最后一个问题:代理是否会开始更接近底层编写代码,绕过为人类便捷而存在的抽象层?观点是最终会的,但只有当模型认为这有助于性能时——不是因为底层代码对模型更容易。当前模型仍然受益于结构良好、注释清晰、人类可读的代码。有人指出,创业公司中 Rust 的趋势部分由 AI 拉平学习曲线所驱动。
The recursive loop is real. Better coding tools produce better models, which produce better coding tools. Multiple participants said this is why their companies are prioritising coding.
递归循环真实存在。更好的编码工具产出更好的模型,更好的模型产出更好的编码工具。多位参与者表示,这正是他们公司优先投入编码的原因。
The bottleneck has moved from writing code to managing long-horizon tasks and deploying agents in regulated settings.
Developer tooling is being displaced first. Business-facing software with network effects is holding.
The human role is shifting from writing and reviewing to planning, evaluating, and steering — and the best performers are the ones who stay at the bleeding edge.
Enterprise adoption is gated by permissioning, sandboxing, and regulatory caution more than by model capability.

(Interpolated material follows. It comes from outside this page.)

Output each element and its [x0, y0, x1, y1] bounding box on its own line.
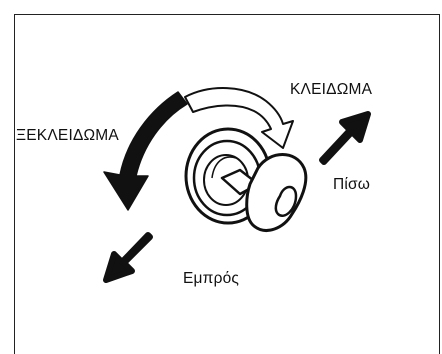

Slop and convergence are real concerns when millions of people use the same models to make the same choices.
Context remains unsolved. Human-authored context helps; stale or agent-generated context can hurt.
瓶颈已从编写代码转移到管理长周期任务和在受监管环境中部署代理。
开发者工具首先被替代。具有网络效应的面向企业的软件仍在坚守。
人类角色正从编写和审查转向规划、评估和引导——最优秀的人是那些持续处于前沿的人。
企业采用的门槛在于权限管理、沙盒化和监管谨慎,而非模型能力。
当数百万人使用相同的模型做出相同选择时,slop 和趋同是真实的担忧。
上下文仍未解决。人类编写的上下文有帮助;过时或代理生成的上下文可能有害。